Calum Nicholas Desmente Rumores de Morte: “Estou Muito Vivo!”
Num surpreendente golpe do destino, o embaixador da Red Bull, Calum Nicholas, teve de afirmar publicamente a sua existência após uma publicação maliciosa no Facebook que alegava falsamente que ele tinha falecido. O ex-técnico sénior de motores, que dedicou uma década à Red Bull Racing de 2015 a 2025, viu-se no centro de um turbilhão de desinformação que causou alvoroço na comunidade do automobilismo.
Nicholas, que passou do seu papel na garagem para uma posição de embaixador na temporada passada, acordou com uma enxurrada de mensagens de fãs e colegas preocupados. O alvoroço foi desencadeado por um rumor malicioso e sem fundamento que circulava nas redes sociais, levando Nicholas a recorrer às suas próprias plataformas para esclarecer a situação.
“Deixem-me esclarecer,” afirmou Nicholas com uma mistura de humor e frustração, “estou muito vivo—pelo menos, fisicamente!” Ele até acrescentou brincando que a notícia poderia ser uma “desilusão” para alguns, revelando a sua abordagem descontraída à situação desconcertante. “Acordei esta manhã com algumas mensagens sobre uma publicação no Facebook que afirmava que eu tinha morrido. Isto é factualmente incorreto. Vou esquiar hoje, por isso ainda há esperança para vocês. Tenham um ótimo dia! Lembrem-se, não acreditem em tudo que leem na internet.”

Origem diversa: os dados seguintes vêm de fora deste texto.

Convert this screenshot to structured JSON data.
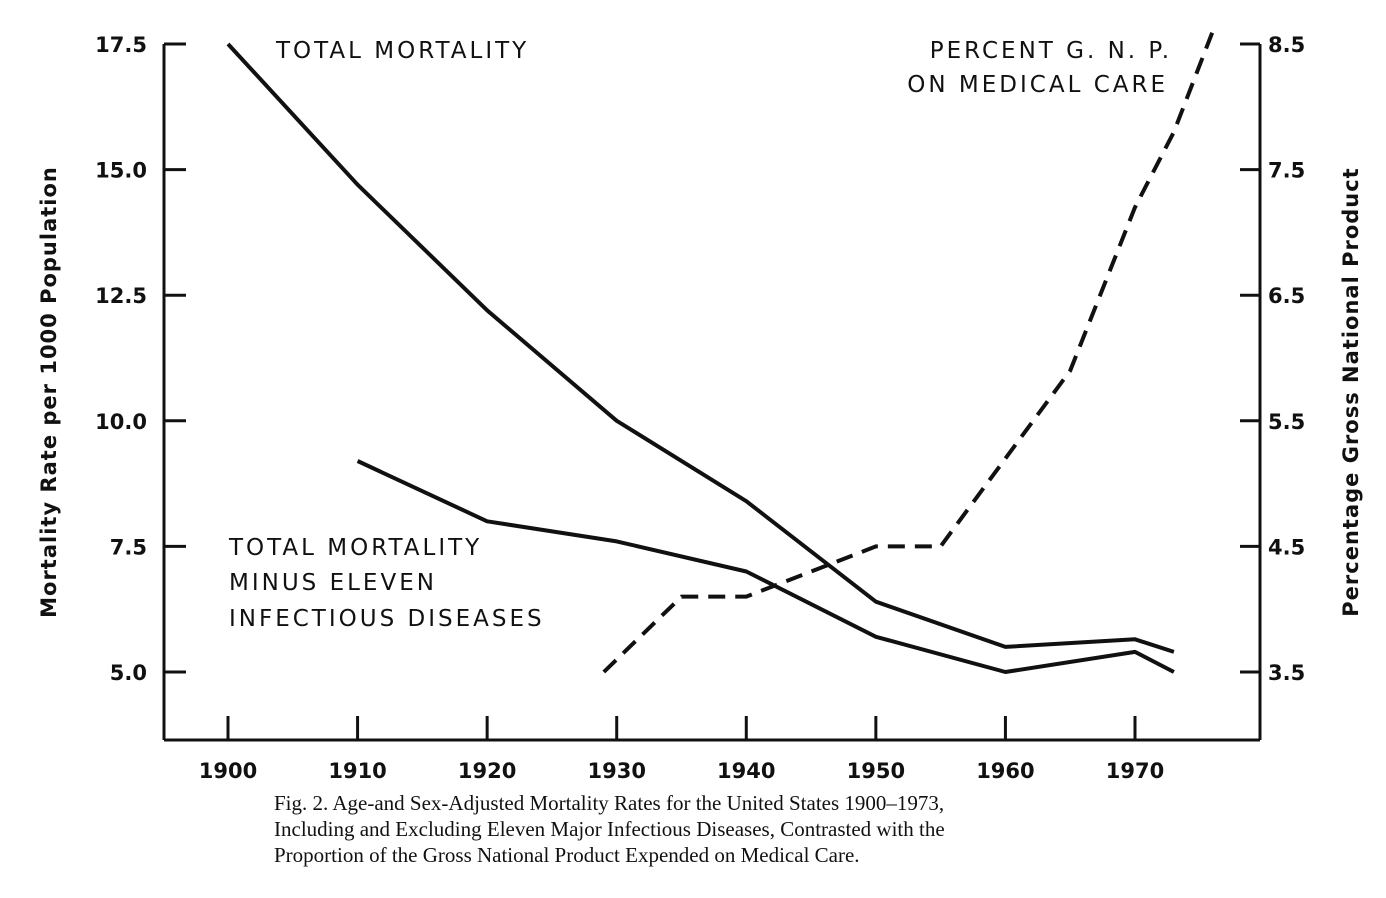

Mas isto não é apenas um incidente trivial; reflete uma tendência mais ampla e preocupante de desinformação e assédio online dentro da comunidade da Fórmula 1. As semanas finais da temporada de 2025 trouxeram a questão para um foco agudo, depois de Andrea Kimi Antonelli, um piloto da Mercedes, ter-se encontrado no alvo de abusos online após um erro crítico durante o Grande Prémio do Qatar. O seu erro permitiu a Lando Norris capitalizar, permitindo, em última análise, que Norris roubasse o título de campeão a Max Verstappen por meros dois pontos no Grande Prémio de Abu Dhabi.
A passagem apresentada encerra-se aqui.